Le Capes d’histoire-géographie nouveau est arrivé !

Le Capes d’histoire-géographie nouveau est arrivé !
Der Untergang der Titanic Willy Stöwer, died on 31st May 1931 Date 1912

La présentation en cette fin novembre d’un projet de réforme du concours de recrutement des enseignants suscite beaucoup d’émotion de la part des associations de spécialistes.

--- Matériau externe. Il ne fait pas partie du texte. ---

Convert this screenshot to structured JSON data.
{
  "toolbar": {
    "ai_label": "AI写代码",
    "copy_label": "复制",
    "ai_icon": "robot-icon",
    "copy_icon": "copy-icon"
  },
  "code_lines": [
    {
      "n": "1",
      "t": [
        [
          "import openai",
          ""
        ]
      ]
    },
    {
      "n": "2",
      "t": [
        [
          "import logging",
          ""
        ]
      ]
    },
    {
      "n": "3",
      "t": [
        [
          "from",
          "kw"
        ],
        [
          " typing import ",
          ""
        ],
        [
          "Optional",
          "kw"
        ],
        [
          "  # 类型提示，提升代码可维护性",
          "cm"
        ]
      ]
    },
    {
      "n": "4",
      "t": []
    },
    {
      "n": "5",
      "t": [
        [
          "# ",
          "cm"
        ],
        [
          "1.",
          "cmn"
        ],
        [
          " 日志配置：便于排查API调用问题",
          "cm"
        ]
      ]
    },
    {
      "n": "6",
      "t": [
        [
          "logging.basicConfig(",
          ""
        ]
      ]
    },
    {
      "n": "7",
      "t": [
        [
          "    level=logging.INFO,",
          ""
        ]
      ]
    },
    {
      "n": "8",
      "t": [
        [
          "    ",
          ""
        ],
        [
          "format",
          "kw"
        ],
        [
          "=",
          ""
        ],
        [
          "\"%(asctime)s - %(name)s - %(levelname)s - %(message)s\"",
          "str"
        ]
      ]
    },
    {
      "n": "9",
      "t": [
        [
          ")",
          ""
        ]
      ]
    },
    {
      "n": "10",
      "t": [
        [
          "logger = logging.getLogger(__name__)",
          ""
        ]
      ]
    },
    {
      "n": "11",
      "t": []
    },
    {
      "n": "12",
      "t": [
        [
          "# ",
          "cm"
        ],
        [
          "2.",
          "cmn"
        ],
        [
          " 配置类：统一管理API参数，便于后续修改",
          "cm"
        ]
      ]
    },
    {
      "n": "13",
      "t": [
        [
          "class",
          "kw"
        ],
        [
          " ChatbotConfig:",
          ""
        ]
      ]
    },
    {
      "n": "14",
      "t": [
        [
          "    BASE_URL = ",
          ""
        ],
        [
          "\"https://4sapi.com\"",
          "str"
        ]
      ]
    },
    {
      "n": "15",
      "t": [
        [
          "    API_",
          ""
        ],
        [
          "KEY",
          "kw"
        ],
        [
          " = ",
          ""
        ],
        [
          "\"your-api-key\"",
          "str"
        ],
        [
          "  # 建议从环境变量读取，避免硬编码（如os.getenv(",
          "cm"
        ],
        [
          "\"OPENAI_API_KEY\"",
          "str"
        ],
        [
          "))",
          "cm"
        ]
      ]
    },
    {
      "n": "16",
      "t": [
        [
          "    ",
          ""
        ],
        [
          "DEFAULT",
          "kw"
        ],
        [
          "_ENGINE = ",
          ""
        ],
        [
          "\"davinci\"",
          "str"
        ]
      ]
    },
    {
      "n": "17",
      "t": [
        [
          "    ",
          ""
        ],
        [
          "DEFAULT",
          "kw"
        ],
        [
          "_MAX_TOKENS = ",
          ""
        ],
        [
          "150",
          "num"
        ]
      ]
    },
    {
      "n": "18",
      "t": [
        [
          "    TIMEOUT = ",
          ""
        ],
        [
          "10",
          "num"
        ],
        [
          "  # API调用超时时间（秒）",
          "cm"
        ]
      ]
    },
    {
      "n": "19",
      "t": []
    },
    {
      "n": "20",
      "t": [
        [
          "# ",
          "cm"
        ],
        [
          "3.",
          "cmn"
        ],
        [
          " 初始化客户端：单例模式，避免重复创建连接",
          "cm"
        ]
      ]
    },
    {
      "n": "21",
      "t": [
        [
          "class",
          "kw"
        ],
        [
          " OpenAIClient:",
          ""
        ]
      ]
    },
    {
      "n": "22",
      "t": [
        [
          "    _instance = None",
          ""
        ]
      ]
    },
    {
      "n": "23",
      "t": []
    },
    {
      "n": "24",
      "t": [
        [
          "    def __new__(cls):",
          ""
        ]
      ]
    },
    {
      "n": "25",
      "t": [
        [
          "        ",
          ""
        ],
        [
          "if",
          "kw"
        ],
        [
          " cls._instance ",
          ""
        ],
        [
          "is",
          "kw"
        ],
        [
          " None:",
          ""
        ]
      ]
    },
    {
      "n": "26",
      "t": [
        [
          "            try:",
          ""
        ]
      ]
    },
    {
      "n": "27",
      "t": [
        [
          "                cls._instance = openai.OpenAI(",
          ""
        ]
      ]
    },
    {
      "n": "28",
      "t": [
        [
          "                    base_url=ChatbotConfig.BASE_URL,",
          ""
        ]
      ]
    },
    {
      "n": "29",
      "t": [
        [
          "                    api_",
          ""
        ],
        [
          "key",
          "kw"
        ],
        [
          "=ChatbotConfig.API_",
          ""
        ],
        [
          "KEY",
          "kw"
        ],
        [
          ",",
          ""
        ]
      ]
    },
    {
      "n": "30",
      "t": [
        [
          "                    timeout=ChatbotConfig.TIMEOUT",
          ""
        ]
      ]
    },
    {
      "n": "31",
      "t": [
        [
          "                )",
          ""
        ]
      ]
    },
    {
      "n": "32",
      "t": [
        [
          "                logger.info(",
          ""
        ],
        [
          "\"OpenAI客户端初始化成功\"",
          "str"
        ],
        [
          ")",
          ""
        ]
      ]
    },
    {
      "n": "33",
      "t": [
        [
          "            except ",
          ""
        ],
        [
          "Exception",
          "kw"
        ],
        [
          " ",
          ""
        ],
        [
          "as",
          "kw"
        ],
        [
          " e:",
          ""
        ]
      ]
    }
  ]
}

Pour ce qui concerne le CAPES d’histoire et de géographie, les épreuves écrites d’admissibilité mettent au même niveau la maîtrise disciplinaire des candidats, avec un seul sujet pour une matière enseignée qui compte quatre périodes en histoire et deux champs disciplinaires en géographie  (régionale et thématique).

La seconde épreuve écrite d’admissibilité consiste « à mettre le candidat en situation d’élaborer une séquence pédagogique à partir d’un dossier ».

Pour les épreuves orales d’admission dont « le poids sera majoré par rapport aux écrits par le jeu des coefficients », une « épreuve de conception et d’animation d’une séquence d’enseignement» sera associée à un oral d’entretien sur la motivation du candidat et sa connaissance de l’environnement et des enjeux du service public de l’éducation.

Ce projet appelle de la part des Clionautes les observations suivantes :

  • La dimension disciplinaire apparaît comme sacrifiée dans ce projet.
  • Une seule épreuve sur quatre permettra aux candidats de faire valoir leurs connaissances de nos matières.

Pour ce qui concerne la seconde épreuve de l’écrit, traitant de « l’élaboration d’une séquence pédagogique, avec utilisation d’une tablette ou d’un ordinateur », cela nous paraît également beaucoup trop réducteur. Le risque réside dans une utilisation de recettes pédagogiques toutes faites remettant en cause la capacité du professeur à les adapter aux situations d’apprentissage qu’il rencontre.

La seconde épreuve d’admissibilité sur l’élaboration d’une séquence pédagogique nous parait faire doublon avec la première épreuve d’admission qui revient encore sur cette compétence attendue. Cela conduit à minorer le contenu disciplinaire et la capacité d’analyse des documents évalués dans la formule actuelle.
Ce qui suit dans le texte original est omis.